Dadurch, dass ich nur versuchte mit meiner eigenen Kraft diese Situation zu bewältigen, hatte ich eine tragende Säule unserer Freundschaft aus den Augen verloren. Und mein Freundschaftshaus auf unsicheren Grund gebaut. Es war befreiend zu begreifen, dass ich Gott als Ankerpunkt habe. Als Quelle der Liebe und als jemand unfassbar Größeren als mich, an den ich meine gefühlte Verantwortung abgeben konnte. Ich konnte meine Freundin und mich in seine Hände legen.

Hoffnung für die Zukunft

Ich selbst konnte meine Freundin nicht umstimmen. Nur sie selbst konnte entscheiden, wie sie mit ihrer Lebenssituation umging. Sei es nun mit oder ohne Medikamente. Was ich tun konnte, war, Gott zu bitten, ihr in dieser Lage beizustehen, und - im Rahmen meiner Möglichkeiten - als Freundin für sie da zu sein. Auch wenn es nicht immer einfach war und ich immer wieder damit zu kämpfen hatte, konnte ich in der folgenden Zeit diese „Distanz“ besser bewahren. Den „Rest“, der außerhalb meiner Grenzen und meiner Macht lag, überließ ich Gott. Und lernte, dass Gottes Antwort manchmal nicht „Sofort“, sondern „Später“ lautet. Aber er vergisst nicht.

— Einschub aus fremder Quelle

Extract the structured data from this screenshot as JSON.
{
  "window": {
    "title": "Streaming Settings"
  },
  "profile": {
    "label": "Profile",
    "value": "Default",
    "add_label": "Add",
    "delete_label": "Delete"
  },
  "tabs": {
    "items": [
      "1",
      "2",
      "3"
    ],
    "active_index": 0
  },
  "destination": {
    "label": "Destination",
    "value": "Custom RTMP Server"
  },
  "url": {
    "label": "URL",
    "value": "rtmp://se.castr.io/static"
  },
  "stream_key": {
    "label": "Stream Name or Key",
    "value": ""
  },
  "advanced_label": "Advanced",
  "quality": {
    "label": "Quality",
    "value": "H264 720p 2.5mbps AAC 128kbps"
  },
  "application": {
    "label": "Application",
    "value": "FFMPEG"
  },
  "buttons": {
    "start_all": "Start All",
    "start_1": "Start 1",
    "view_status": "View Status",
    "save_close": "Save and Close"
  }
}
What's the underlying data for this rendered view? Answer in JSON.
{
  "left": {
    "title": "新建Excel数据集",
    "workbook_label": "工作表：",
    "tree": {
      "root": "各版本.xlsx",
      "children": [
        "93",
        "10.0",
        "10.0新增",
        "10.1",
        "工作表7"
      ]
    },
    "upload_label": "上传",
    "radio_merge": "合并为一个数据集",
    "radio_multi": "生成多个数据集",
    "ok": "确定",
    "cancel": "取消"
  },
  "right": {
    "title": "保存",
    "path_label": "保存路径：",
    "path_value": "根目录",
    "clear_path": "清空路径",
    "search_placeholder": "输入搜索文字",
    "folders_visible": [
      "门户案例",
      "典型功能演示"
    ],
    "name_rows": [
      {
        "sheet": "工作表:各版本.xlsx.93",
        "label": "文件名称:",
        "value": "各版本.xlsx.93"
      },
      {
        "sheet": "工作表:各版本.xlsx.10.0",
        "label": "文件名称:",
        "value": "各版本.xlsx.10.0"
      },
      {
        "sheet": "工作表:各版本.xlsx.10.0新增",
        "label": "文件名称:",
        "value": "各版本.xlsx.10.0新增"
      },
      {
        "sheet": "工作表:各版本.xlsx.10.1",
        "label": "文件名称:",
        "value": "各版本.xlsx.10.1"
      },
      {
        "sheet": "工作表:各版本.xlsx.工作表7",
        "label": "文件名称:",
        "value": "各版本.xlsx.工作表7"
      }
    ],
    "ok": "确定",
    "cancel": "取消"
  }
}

Nach ungefähr einem Jahr, in dem ein normales Leben für meine Freundin nicht mehr möglich war, entschied sie, dass es so nicht weitergehen konnte und sie Hilfe benötigte. Inzwischen hat sie ihre psychischen Probleme wieder im Griff. Am Telefon hört sie sich wie früher an. Im täglichen Leben kommt sie inzwischen wieder gut klar. Und seit einiger Zeit nimmt sie auch einige ihrer Freizeitaktivitäten wieder auf. Wie lange ihr Weg noch dauert und ob alles genau so wird wie früher, weiß ich nicht. Ich weiß aber, dass Gott trägt. Und dass er dies auch in meiner Freundschaft  zu meiner besten Freundin tut. Auch wenn ich selbst nicht mehr weiter weiß, kann ich mich darauf verlassen, dass Gott  für mich da ist und mir mit seiner Liebe eine feste Grundlage gibt. Dadurch kann ich selbst eine stärkere Freundin sein.